One Major City is Taking a Kumbaya Approach on Crime

This is a story about Philadelphia that has to do with the city’s D.A., who doesn’t seem to care for the victims of crime.

The other day, Larry Krasner had a meeting with Eagles safety Malcolm Jenkins, who had just announced that an organization he co-founded, the Players Coalition, along with the Eagles Social Justice Fund, were contributing $50,000 in bail so that nine people could spend the Thanksgiving holiday at home with their families. Despite being the chief prosecutor of Philadelphia, Krasner has been quite vocal in his desire to end cash bail and reduce the prison population. He’s been profiled nationally, and praised by progressives, given a big social justice hug by criminal justice reformers. So there was obviously a lot of love at that table.

I wondered about the people who were being released to their loved ones. I wanted to know if any of these criminal defendants had serious charges filed against them, charges that involved violence, weapons or felony drug offenses, but they were only described as “nine Philadelphians.” Nine Philadelphians charged with crimes, to be more precise.

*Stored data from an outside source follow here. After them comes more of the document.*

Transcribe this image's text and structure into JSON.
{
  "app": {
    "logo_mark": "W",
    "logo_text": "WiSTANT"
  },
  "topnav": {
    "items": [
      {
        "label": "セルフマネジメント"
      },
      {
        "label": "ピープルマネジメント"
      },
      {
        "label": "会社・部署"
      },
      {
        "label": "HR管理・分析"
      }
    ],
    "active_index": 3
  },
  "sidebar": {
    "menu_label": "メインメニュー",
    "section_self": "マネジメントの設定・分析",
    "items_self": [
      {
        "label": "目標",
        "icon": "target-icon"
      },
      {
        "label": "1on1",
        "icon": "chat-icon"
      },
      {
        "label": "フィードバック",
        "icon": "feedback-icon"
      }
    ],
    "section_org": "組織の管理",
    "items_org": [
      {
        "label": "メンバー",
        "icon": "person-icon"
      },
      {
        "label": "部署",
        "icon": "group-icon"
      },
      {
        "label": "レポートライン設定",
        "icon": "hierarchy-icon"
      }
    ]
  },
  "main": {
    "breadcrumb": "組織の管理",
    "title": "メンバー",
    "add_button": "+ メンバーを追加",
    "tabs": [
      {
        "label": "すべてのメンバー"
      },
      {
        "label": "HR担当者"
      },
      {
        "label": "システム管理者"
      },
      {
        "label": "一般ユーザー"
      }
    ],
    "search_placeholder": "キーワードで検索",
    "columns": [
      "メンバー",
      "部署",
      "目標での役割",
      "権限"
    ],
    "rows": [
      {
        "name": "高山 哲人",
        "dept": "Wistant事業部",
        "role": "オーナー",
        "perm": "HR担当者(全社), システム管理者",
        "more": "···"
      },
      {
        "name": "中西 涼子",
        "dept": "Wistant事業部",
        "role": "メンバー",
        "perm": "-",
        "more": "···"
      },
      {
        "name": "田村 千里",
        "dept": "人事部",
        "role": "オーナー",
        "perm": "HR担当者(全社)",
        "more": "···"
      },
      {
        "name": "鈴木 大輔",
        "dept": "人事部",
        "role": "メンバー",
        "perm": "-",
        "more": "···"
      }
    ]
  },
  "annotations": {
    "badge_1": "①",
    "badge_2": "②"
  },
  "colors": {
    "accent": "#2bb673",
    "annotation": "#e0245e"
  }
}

Well, I hope they enjoyed their turkey and fixins, and I truly hope that their crimes did not involve creating empty spaces at the Thanksgiving tables of other families, chairs not filled because of loved ones in the hospital, in rehab or, much less likely but not inconceivable, in graves.

Krasner has shown a great deal of sympathy and concern for criminal defendants, which is understandable since he spent most of his life representing them. He campaigned on revolutionizing a system that he and the people who voted for him (but by no means all Philadelphians) consider racist, biased and unjust. And with each passing week, something else pops up to remind me how one man’s idea of justice is another mother’s, father’s, sister’s, brother’s, or spouse’s idea of injustice.

In the movie “West Side Story,” there is a scene on the playground where the Jets, talking to Officer Krupke, complain that they’re “depraved” because they’re “deprived.” It’s the typical mantra of the criminal who, faced with a reckoning, blames everyone but the man in the mirror. Punishment, he argues, is unfair because he’s not responsible for his actions. Poverty, neglect, racism, mental illness, drug addiction and all of the other factors that create a toxic environment are the true reason for his fall from grace.

I don’t buy that. My view is more Old Testament than the Beatitudes. I understand that some people disagree, and feel that we need a more holistic approach to crime and punishment, which to them means getting rid of the punishment prong and focusing on rehabilitation. Krasner is steeped in that philosophy, and he’s tried to turn Philadelphia’s D.A.’s office into Kumbaya Central, where we can all hold hands and ignore that a prosecutor is supposed to prosecute, not act as proxy for the defense or as a voice for the accused. He or she is supposed to be that point of power in a system that often leaves victims without it, and keep open the lines of communication with them and with their often grieving families. This D.A. doesn’t get it.

There were people missing at that table shared by Krasner and Jenkins. The mother and father of Sean Schellenger, the parents of the real estate executive stabbed to death by Michael White, should have been there. The deli store owner whose hip was shattered by an AK-47 (and whose assailant could be out of jail in three years) should have been there (in a wheelchair). The family of Sgt. Robert Wilson, the hero cop murdered in the line of duty, should have been there.

Krasner should be at least as concerned about them as he is about the accused.